We started with baggy shorts and sneakers and laughed loudly at lycra and shaved legs. We haven’t removed the visor from our mountain bike helmet for years.

We listened to Kraftwerk together on our first ride once built, the Tour de France while pedaling around Southampton Common. It’s never been stolen as I always use two quality padlocks and a saddle cable lock – honestly I’ve been heckled outside the pubs for being ‘lock boy’ so many times but look , we are still standing.

Thieves will always steal a bike with one lock rather than a bike with two. Plus, Blu Tack ball bearings, perfect for preventing thieves from gouging parts with naughty Allen keys.

And the ads! The number of hot summer evenings in flip flops and two deep beers, the horror of Tottenham returning to the Bow in torrential January rain, also in flip flops because at least they don’t take on water.

The day we finally accepted the mudguards, it was a good idea (front: Quick Guard, rear, because Quick Guard does not fit Tailfin quick release, SKS Raceblade).

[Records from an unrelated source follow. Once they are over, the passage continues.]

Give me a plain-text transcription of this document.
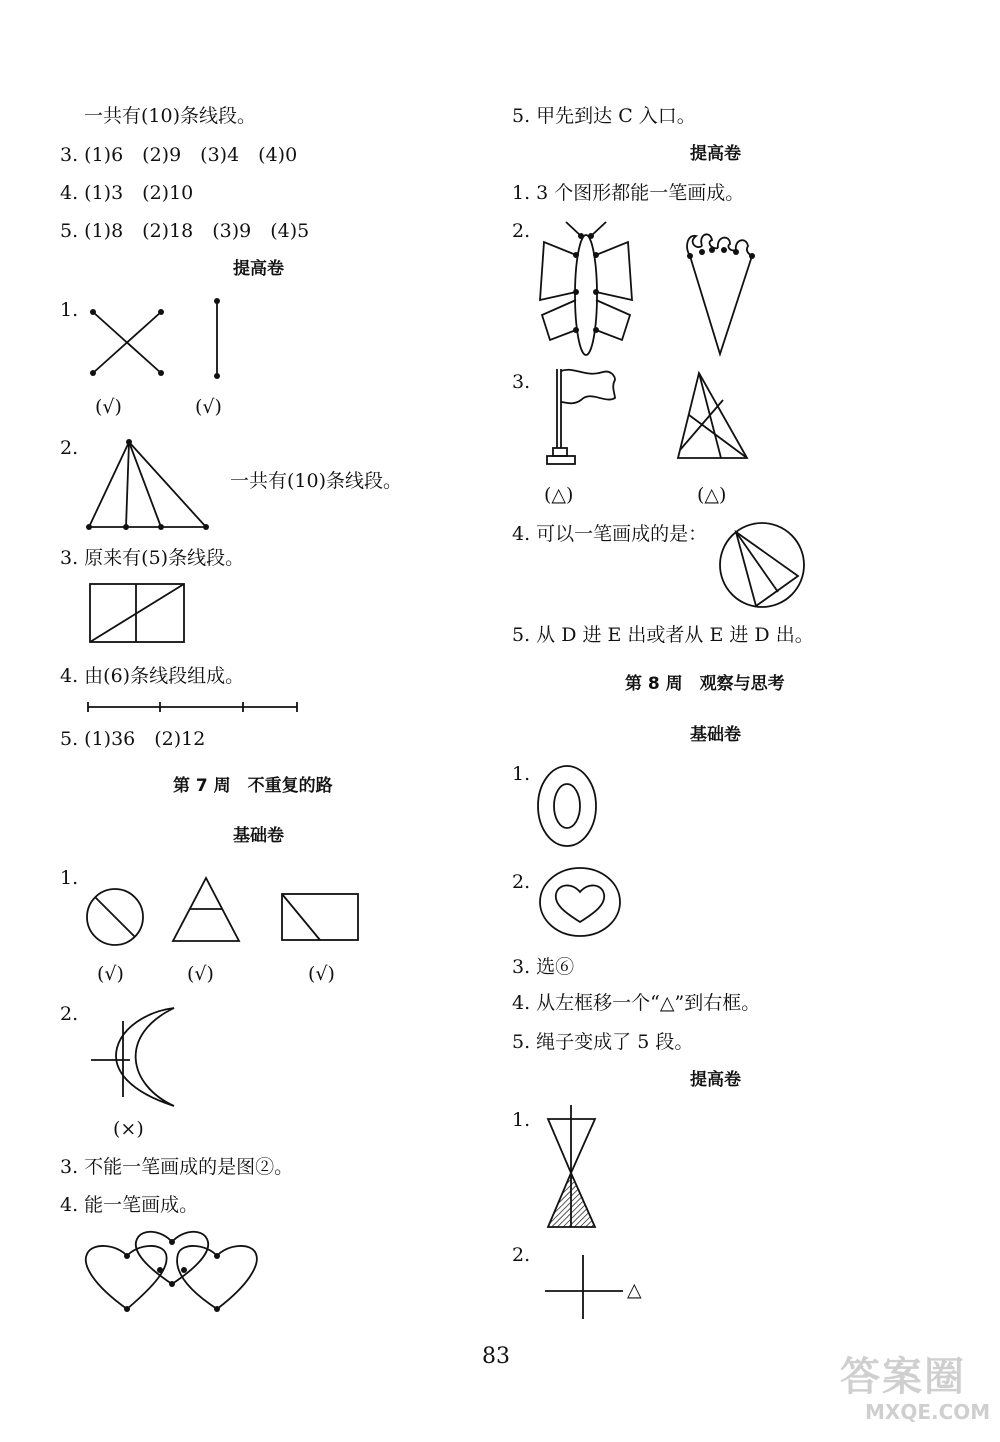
一共有(10)条线段。
3. (1)6　(2)9　(3)4　(4)0
4. (1)3　(2)10
5. (1)8　(2)18　(3)9　(4)5
提高卷
1.
(√)	(√)
2.
一共有(10)条线段。
3. 原来有(5)条线段。
4. 由(6)条线段组成。
5. (1)36　(2)12
第 7 周　不重复的路
基础卷
1.
(√)	(√)	(√)
2.
(×)
3. 不能一笔画成的是图②。
4. 能一笔画成。
5. 甲先到达 C 入口。
提高卷
1. 3 个图形都能一笔画成。
2.
3.
(△)	(△)
4. 可以一笔画成的是：
5. 从 D 进 E 出或者从 E 进 D 出。
第 8 周　观察与思考
基础卷
1.
2.
3. 选⑥
4. 从左框移一个“△”到右框。
5. 绳子变成了 5 段。
提高卷
1.
2.
△
83	答案圈
MXQE.COM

All the rides with my better half while she taught me the joys of slowing down and packing a thermos. But sad to say…

Sadly, though, Eddy isn’t long for this world, even though he looks like an ace in his new Arundel Gecko bar tape and as shiny as it gets, polished T-Cut frame (seriously, T -Cut…don’t do much as it will eventually strip the paint, but it really works on old metal frames and, whisper it, carbon too).

There is a crack in its bottom bracket shell through the weld, and it has grown steadily like the San Andreas fault. I’m keeping an eye on it but I’m afraid the game will soon be over. That and the incredible wear marks on the inside of the left chainstay and right chainstay, where I had ridden ill-advised 28mm tires for too long and clearly with the wheel set askew in a way or another.

But again, I’ve been thinking about all of this since about 2014. So who knows. There is still life in this old dog.